Purpose
To determine uptake, barriers and outcomes in the follow-up of patients referred for free-of-charge, expedited cataract surgery in the Sao Paulo Eye Study (SPES).
Methods
SPES was a population-based study of urban, low-middle income residents ≥50 years old. Presenting (PVA) and best-corrected (BCVA) visual acuity, refraction, and slit-lamp examination were performed in 3,677 participants. For subjects with cataract as a principal cause of BCVA ≤ 20/40, surgery was offered free-of-charge. Two years after the baseline study, surgery uptake, barriers to surgery, and visual outcomes were analyzed.
Results
Among 210 (5.71%) participants who had cataract surgery indication at baseline, 164 (78.1%) were successfully contacted and 55 (33.5%) reported being operated on for cataract, with 51 agreeing to be re-examined.
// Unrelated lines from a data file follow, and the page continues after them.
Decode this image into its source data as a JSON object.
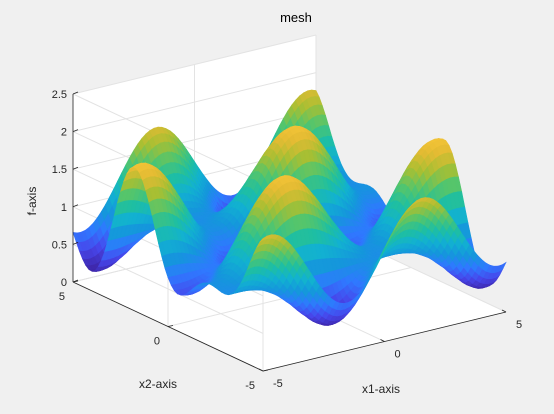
{
  "chart_data": {
    "type": "surface",
    "title": "mesh",
    "xlabel": "x1-axis",
    "ylabel": "x2-axis",
    "zlabel": "f-axis",
    "function": "f(x1,x2) = 1 + 0.6*sin(x1)*sin(x2) - 0.35*cos(1.7*x2)",
    "xlim": [
      -5,
      5
    ],
    "ylim": [
      -5,
      5
    ],
    "zlim": [
      0,
      2.5
    ],
    "x_ticks": [
      "-5",
      "0",
      "5"
    ],
    "y_ticks": [
      "-5",
      "0",
      "5"
    ],
    "z_ticks": [
      "0",
      "0.5",
      "1",
      "1.5",
      "2",
      "2.5"
    ],
    "grid": true,
    "colormap": [
      "#3e26a8",
      "#4746eb",
      "#2f79ff",
      "#1596dc",
      "#12b1d1",
      "#1fbfa1",
      "#54c56c",
      "#a7bf33",
      "#e3bb33",
      "#fbc839",
      "#f9fb0e"
    ]
  }
}
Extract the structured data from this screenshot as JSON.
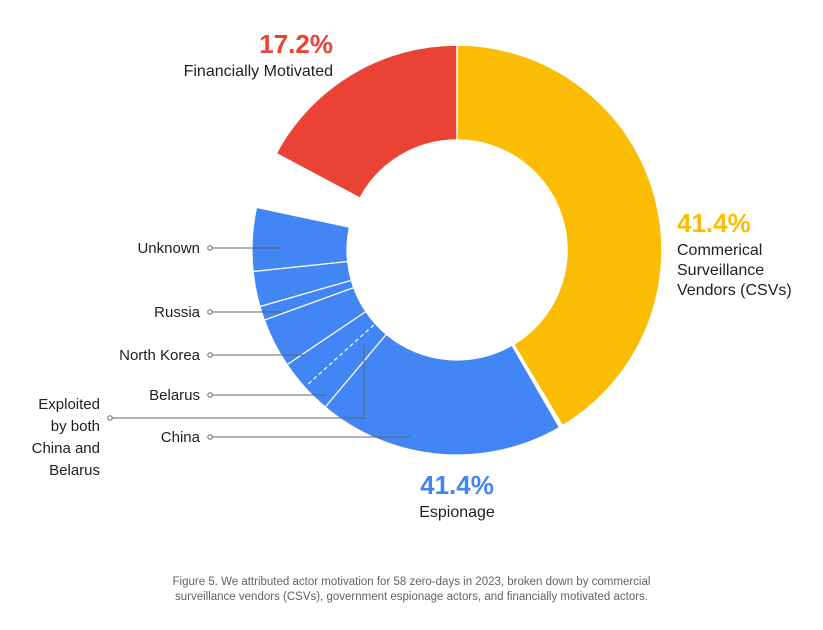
{
  "chart_data": {
    "type": "pie",
    "donut": true,
    "slices": [
      {
        "label_lines": [
          "Commerical",
          "Surveillance",
          "Vendors (CSVs)"
        ],
        "value": 41.4,
        "value_label": "41.4%",
        "color": "#FBBC04"
      },
      {
        "label_lines": [
          "Espionage"
        ],
        "value": 41.4,
        "value_label": "41.4%",
        "color": "#4285F4"
      },
      {
        "label_lines": [
          "Financially Motivated"
        ],
        "value": 17.2,
        "value_label": "17.2%",
        "color": "#EA4335"
      }
    ],
    "espionage_breakdown": [
      {
        "label": "China"
      },
      {
        "label": "Exploited by both China and Belarus",
        "label_lines": [
          "Exploited",
          "by both",
          "China and",
          "Belarus"
        ]
      },
      {
        "label": "Belarus"
      },
      {
        "label": "North Korea"
      },
      {
        "label": "Russia"
      },
      {
        "label": "Unknown"
      }
    ]
  },
  "caption": {
    "line1": "Figure 5. We attributed actor motivation for 58 zero-days in 2023, broken down by commercial",
    "line2": "surveillance vendors (CSVs), government espionage actors, and financially motivated actors."
  }
}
In a multiple logistic regression model, age, gender, schooling, previous cataract surgery, and PVA at baseline were not significantly associated with surgery uptake. Co-existing health conditions (20.4%), fear of surgery (12.2%) and fear of losing eyesight (11.6%) were the most frequent barriers for cataract surgery adherence. Among the 69 eyes operated on in the interval between baseline and follow-up, PVA ≥20/63 was observed in 50 (72.6%; 95% confidence interval 62.2%-82.3%), PVA <20/63-20/200 in 11 (15.9%; 8.9%-22.9%) and PVA <20/200 in 8 (11.6%; 5.3%-17.9%).
Conclusions
Quality of surgery is an increasing determinant of uptake rates. Although free-of-charge and expedited cataract surgery were offered, surgical outcomes might have influenced the low uptake. Besides cataract surgery campaigns, improvement of surgeon skills, accurate biometry, treatment of ocular comorbidities, postoperative follow-up, and eye-care education are needed.